Piégé par une IA en live : un ex-responsable sportif de Haute-Saône en garde à vue
Dominique Bouvet, 66 ans, récidiviste condamné en 2025, a été confondu par le tiktokeur Finnyzzy via un avatar IA simulant une adolescente de 14 ans
En Haute-Saône, un ancien directeur départemental de l'UNSS a été piégé le 12 mai 2026 lors d'un live TikTok par un 'chasseur de pédocriminels' utilisant une intelligence artificielle. Placé en garde à vue le lendemain à Vesoul, le procureur Arnaud Grécourt a ouvert une enquête pénale. L'affaire relance le débat sur la légalité de ces pratiques citoyennes.
En Haute-Saône, un ancien directeur départemental de l’UNSS a été piégé le 12 mai 2026 lors d’un live TikTok par un ‘chasseur de pédocriminels’ utilisant une intelligence artificielle. Placé en garde à vue le lendemain à Vesoul, le procureur Arnaud Grécourt a ouvert une enquête pénale. L’affaire relance le débat sur la légalité de ces pratiques citoyennes.
L’essentiel
- 12 mai 2026 : Dominique Bouvet, 66 ans, ex-directeur de l’UNSS en Haute-Saône, piégé en live TikTok par le tiktokeur Finnyzzy via une IA simulant une adolescente de 14 ans.
- Récidiviste : Déjà condamné en janvier 2025 à 18 mois de prison avec sursis pour possession et diffusion d’images pédopornographiques et tentative de corruption de mineurs.
- 13 mai 2026 : Bouvet s’est présenté volontairement au commissariat de Vesoul ; garde à vue prolongée, domicile perquisitionné, cinq supports numériques saisis.
- Enquête ouverte : Le procureur Grécourt a retenu les qualifications de propositions sexuelles à une mineure de 15 ans via communications électroniques et sollicitation d’images pornographiques d’une mineure.
- Plus d’un million de vues sur les réseaux sociaux en moins d’une demi-journée, selon L’Est Républicain.
Un live TikTok, une IA et des avances explicites
Le 12 mai 2026, le tiktokeur Finnyzzy lance un live sur TikTok. Derrière l’écran : une adolescente apparente de 14 ans, visage et voix entièrement générés par intelligence artificielle. En face : Dominique Bouvet, 66 ans, retraité installé dans l’agglomération de Vesoul.
Selon L’Est Républicain et TF1 Info, qui ont tous deux couvert l’affaire, Bouvet tient rapidement des propos sexuels explicites. Il demande des ‘nudes’ et un baiser à ce qui n’est qu’un avatar numérique. L’échange est diffusé en direct devant les spectateurs du live. La vidéo dépasse le million de vues en moins d’une demi-journée.

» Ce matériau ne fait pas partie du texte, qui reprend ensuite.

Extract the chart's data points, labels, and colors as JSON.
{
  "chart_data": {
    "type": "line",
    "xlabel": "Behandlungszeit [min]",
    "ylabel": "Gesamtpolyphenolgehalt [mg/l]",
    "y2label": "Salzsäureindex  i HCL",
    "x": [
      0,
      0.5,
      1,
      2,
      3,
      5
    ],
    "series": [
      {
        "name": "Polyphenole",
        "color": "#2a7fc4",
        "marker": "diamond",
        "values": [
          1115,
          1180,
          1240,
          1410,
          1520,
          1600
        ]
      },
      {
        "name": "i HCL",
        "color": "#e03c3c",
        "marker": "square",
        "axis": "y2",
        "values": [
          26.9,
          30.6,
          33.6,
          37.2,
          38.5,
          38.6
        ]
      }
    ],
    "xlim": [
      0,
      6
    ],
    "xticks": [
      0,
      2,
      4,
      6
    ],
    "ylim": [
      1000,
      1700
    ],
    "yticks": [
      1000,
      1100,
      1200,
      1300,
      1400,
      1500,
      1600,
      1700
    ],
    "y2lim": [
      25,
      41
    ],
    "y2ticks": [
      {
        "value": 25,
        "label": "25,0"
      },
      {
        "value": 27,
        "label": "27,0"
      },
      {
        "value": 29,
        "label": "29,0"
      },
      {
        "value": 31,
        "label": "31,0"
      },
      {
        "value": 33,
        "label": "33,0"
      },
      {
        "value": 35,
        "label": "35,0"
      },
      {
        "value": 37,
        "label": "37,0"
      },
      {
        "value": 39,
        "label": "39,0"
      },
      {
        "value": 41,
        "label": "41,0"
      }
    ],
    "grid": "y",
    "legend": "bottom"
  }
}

Un profil bien connu des services judiciaires
Dominique Bouvet n’en est pas à sa première affaire. Il avait été condamné en janvier 2025 à 18 mois de prison avec sursis pour possession et diffusion d’images pédopornographiques ainsi que tentative de corruption de mineurs, selon TF1 Info et L’Est Républicain. À l’époque, il occupait encore les fonctions d’ancien directeur départemental de l’UNSS en Haute-Saône et de vice-président du Comité Départemental Olympique et Sportif (CDOS) du département.
Le CNOSF - Comité National Olympique et Sportif Français - a réagi à l’affaire en exprimant son « effroi », selon RMC/BFMTV. Le monde sportif local se retrouve une nouvelle fois associé à ce dossier.
Garde à vue, perquisition : la justice s’empare du dossier
Le 13 mai 2026, Dominique Bouvet s’est présenté volontairement au commissariat de Vesoul. Il a été placé en garde à vue, mesure prolongée dans la journée, rapporte RMC/BFMTV. Une perquisition a simultanément été conduite à son domicile. Les enquêteurs ont saisi un ordinateur, une tablette, des clés USB, un téléphone et une carte SD, selon TF1 Info.
Le procureur de la République de Vesoul, Arnaud Grécourt, a ouvert une enquête pour deux chefs : propositions sexuelles à une mineure de 15 ans via communications électroniques, et sollicitation de diffusion d’images pornographiques d’une mineure. L’analyse des supports numériques saisis devrait orienter la suite de la procédure.
La méthode Finnyzzy : efficace, mais contestée
Le tiktokeur Finnyzzy s’inscrit dans une pratique documentée depuis plusieurs années en France. Des collectifs de « chasseurs de pédocriminels » piègent des adultes en se faisant passer pour des mineurs en ligne, puis diffusent les échanges publiquement. Le Monde avait consacré en janvier 2023 un long reportage à ces groupes, les qualifiant de « justiciers ingérables ou citoyens vigilants ».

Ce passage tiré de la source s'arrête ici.